Alles für die Brücke: Eine Zugfahrt durchs Shan-Hochland in Birma

Mandalay (dpa/tmn) - Birma ist ein Zugreiseland - zumindest auf dem Papier. Das Eisenbahnnetz ist 5000 Kilometer lang. Doch weil die Züge veraltet sind, geht es mit dem Bus meist schneller. Nur eine Bahnstrecke lohnt sich wirklich: die zum Gokteik-Viadukt.

Der Gokteik-Viadukt muss wirklich spektakulär sein. Ansonsten säße Rabiatui Adawiyah Mohamed wohl kaum um 4.00 Uhr morgens in diesem Zug, der wild durch Außenbezirke von Mandalay schaukelt, während ein blutroter Mond über dem schwarzen Land aufgeht. Die Malaysierin aus Kuala Lumpur und ihre Freundin Fariza Raymond werden den halben Tag mit dem Zug ins Shan-Hochland im Nordosten Birmas hinauffahren. Wenn der Zug den Viadukt passiert hat, werden die beiden Frauen aussteigen und mit dem Bus die ganze Strecke zurückfahren. Klingt verrückt, aber sie sind nicht die einzigen im Erste-Klasse-Abteil, die das tun.

Auf dem Papier ist Birma (Myanmar) ein Zugreiseland. Das Eisenbahnnetz ist fast 5000 Kilometer lang, es gibt 550 Bahnhöfe. Tatsächlich ist es aber meist schneller und günstiger, mit dem Bus zu reisen. Denn die meisten Züge sind veraltet und langsam. Eigentlich lohnt es sich nur auf einer Strecke, den Zug zu nehmen: von Mandalay nach Hsipaw, wegen des Gokteik-Viadukts. Als amerikanische Ingenieure die Eisenbahnbrücke 1901 vollendeten, war sie die zweitgrößte der Welt. Rund 793 Meter lang und 111 Meter hoch spannt sie sich über die Gokteik-Schlucht. Noch heute gilt sie als technische Meisterleistung.

Die britischen Kolonialherren ließen sie bauen, um die Eisenbahnlinie von Rangun über Mandalay bis nach Lashio zu verlängern. Von dort lieferten sie im Zweiten Weltkrieg über die berüchtigte Burma Road Waffen an die Chinesen, die gegen die vorrückenden Japaner kämpften. Bis die Japaner selbst 1942 Birma überrannten.

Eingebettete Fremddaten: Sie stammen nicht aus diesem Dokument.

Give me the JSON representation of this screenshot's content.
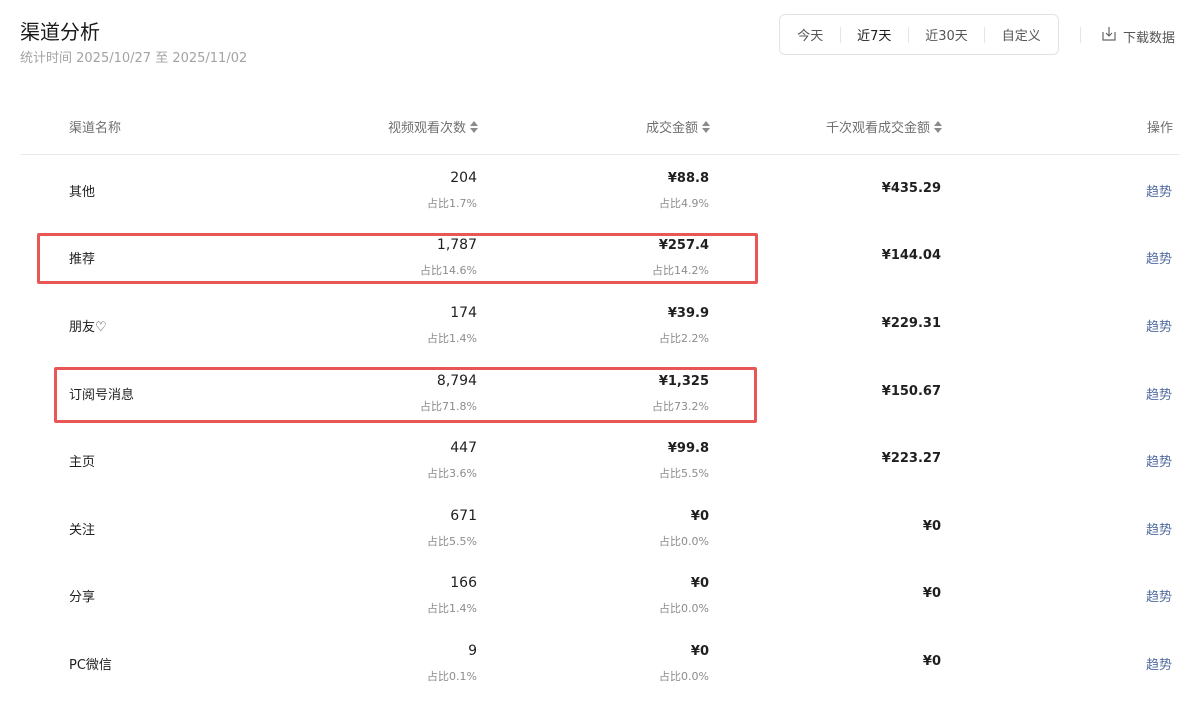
{
  "header": {
    "title": "渠道分析",
    "subtitle": "统计时间 2025/10/27 至 2025/11/02",
    "range_tabs": [
      "今天",
      "近7天",
      "近30天",
      "自定义"
    ],
    "active_tab": "近7天",
    "download_label": "下载数据"
  },
  "table": {
    "columns": {
      "name": "渠道名称",
      "views": "视频观看次数",
      "amount": "成交金额",
      "per_k": "千次观看成交金额",
      "ops": "操作"
    },
    "rows": [
      {
        "name": "其他",
        "views": "204",
        "views_pct": "占比1.7%",
        "amount": "¥88.8",
        "amount_pct": "占比4.9%",
        "per_k": "¥435.29",
        "action": "趋势",
        "highlighted": false
      },
      {
        "name": "推荐",
        "views": "1,787",
        "views_pct": "占比14.6%",
        "amount": "¥257.4",
        "amount_pct": "占比14.2%",
        "per_k": "¥144.04",
        "action": "趋势",
        "highlighted": true
      },
      {
        "name": "朋友♡",
        "views": "174",
        "views_pct": "占比1.4%",
        "amount": "¥39.9",
        "amount_pct": "占比2.2%",
        "per_k": "¥229.31",
        "action": "趋势",
        "highlighted": false
      },
      {
        "name": "订阅号消息",
        "views": "8,794",
        "views_pct": "占比71.8%",
        "amount": "¥1,325",
        "amount_pct": "占比73.2%",
        "per_k": "¥150.67",
        "action": "趋势",
        "highlighted": true
      },
      {
        "name": "主页",
        "views": "447",
        "views_pct": "占比3.6%",
        "amount": "¥99.8",
        "amount_pct": "占比5.5%",
        "per_k": "¥223.27",
        "action": "趋势",
        "highlighted": false
      },
      {
        "name": "关注",
        "views": "671",
        "views_pct": "占比5.5%",
        "amount": "¥0",
        "amount_pct": "占比0.0%",
        "per_k": "¥0",
        "action": "趋势",
        "highlighted": false
      },
      {
        "name": "分享",
        "views": "166",
        "views_pct": "占比1.4%",
        "amount": "¥0",
        "amount_pct": "占比0.0%",
        "per_k": "¥0",
        "action": "趋势",
        "highlighted": false
      },
      {
        "name": "PC微信",
        "views": "9",
        "views_pct": "占比0.1%",
        "amount": "¥0",
        "amount_pct": "占比0.0%",
        "per_k": "¥0",
        "action": "趋势",
        "highlighted": false
      }
    ]
  },
  "colors": {
    "highlight_border": "#e85656",
    "link": "#516c9f"
  }
}
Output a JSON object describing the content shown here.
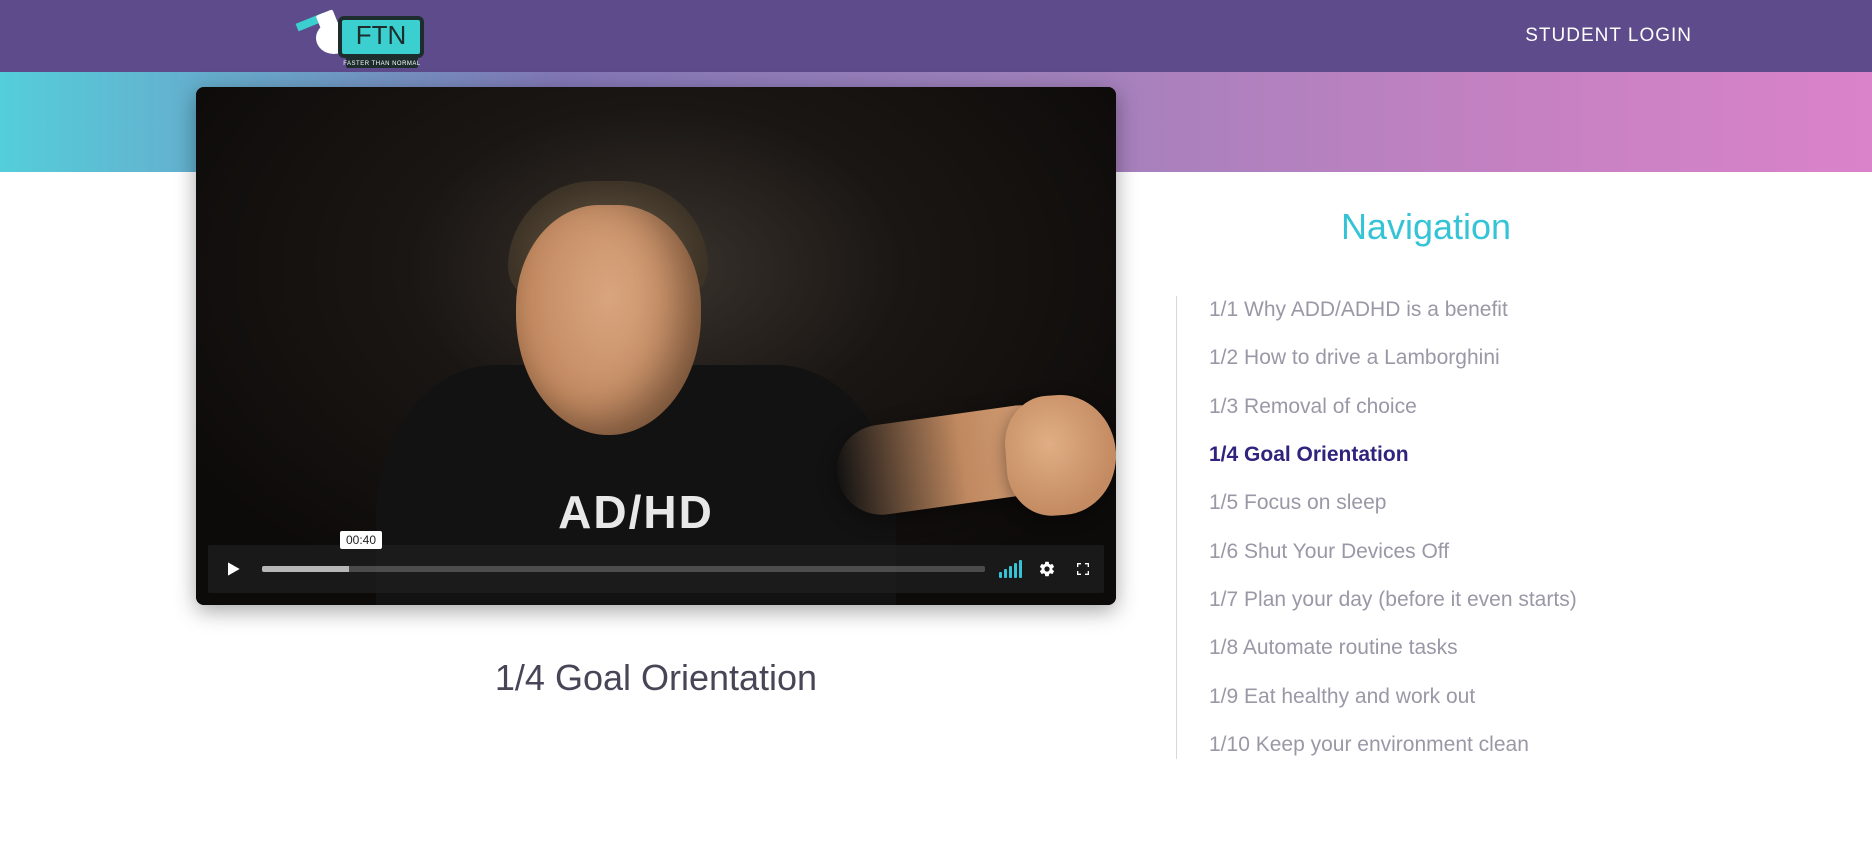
{
  "header": {
    "logo": {
      "abbr": "FTN",
      "tagline": "FASTER THAN NORMAL"
    },
    "student_login": "STUDENT LOGIN"
  },
  "video": {
    "tooltip_time": "00:40",
    "shirt_text": "AD/HD"
  },
  "lesson": {
    "title": "1/4 Goal Orientation"
  },
  "sidebar": {
    "title": "Navigation",
    "items": [
      {
        "label": "1/1 Why ADD/ADHD is a benefit",
        "active": false
      },
      {
        "label": "1/2 How to drive a Lamborghini",
        "active": false
      },
      {
        "label": "1/3 Removal of choice",
        "active": false
      },
      {
        "label": "1/4 Goal Orientation",
        "active": true
      },
      {
        "label": "1/5 Focus on sleep",
        "active": false
      },
      {
        "label": "1/6 Shut Your Devices Off",
        "active": false
      },
      {
        "label": "1/7 Plan your day (before it even starts)",
        "active": false
      },
      {
        "label": "1/8 Automate routine tasks",
        "active": false
      },
      {
        "label": "1/9 Eat healthy and work out",
        "active": false
      },
      {
        "label": "1/10 Keep your environment clean",
        "active": false
      }
    ]
  }
}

Die Abteile im Zug sehen nicht ganz wie in einem deutschen ICE aus. Die mintgrüne Farbe blättert von den Wänden, die Fensterscheiben sind zerkratzt. Aber die Sitze sind bequem, komfortabel lässt sich so die vorbeiziehende Landschaft betrachten.

Je höher der Zug zuckelt, desto grüner wird das Land. Bäche durchschneiden Blumen- und Gemüsefelder, dazwischen stehen Hütten aus geflochtenen Bambusmatten. Doch im Moment hat kaum jemand Augen für das hübsche Bild. Das ganze Abteil schläft, eingelullt vom Schaukeln des Zugs.

Nach gut vier Stunden fährt der Zug in Pyin U Lwin ein. In das grüne Städtchen flohen die britischen Kolonialherren früher, wenn die Hitze in der staubigen Ebene von Mandalay unerträglich wurde. Im Zentrum bestimmen moderne Betonhäuser das Stadtbild, hier hupt und brummt das neue Birma, laut, geschäftig, fröhlich.

Es ist Vollmond, der Feiertag Tabaung. Viele Familien und Jugendliche strömen in den botanischen Garten, einst ein Sumpf, den 4000 türkische Kriegsgefangene trockenlegen mussten. Sie flanieren um den See mit seinen schwarzen Schwänen, picknicken im Schatten ausladender Bäume, spielen Gitarre und singen.

Am nächsten Morgen ruckelt der Zug in Richtung China. Die Fahrt nach Hsipaw wird sieben Stunden dauern, viel Zeit, die bukolische Landschaft zu betrachten. Büffel grasen in den Reisfeldern, Bauern buckeln unter ihren Strohhüten in der sengenden Sonne. Die Zeit rinnt angenehm dahin, bis plötzlich Bewegung in die träge Reisegesellschaft kommt. Touristen springen auf, packen ihre Kamera und sichern sich einen Platz an der offenen Tür oder am Fenster. In der Ferne kommen die Stahlträger des Gokteik-Viadukts in Sicht.

Im Schritttempo zieht die Diesellok die Waggons über die Brücke. Die Reisenden lehnen sich aus den Türen und fotografieren wie besessen. Vor drei Jahren war es noch verboten, Fotos von der militärisch bedeutenden Brücke zu schießen. Die Westler könnten ja Spione sein.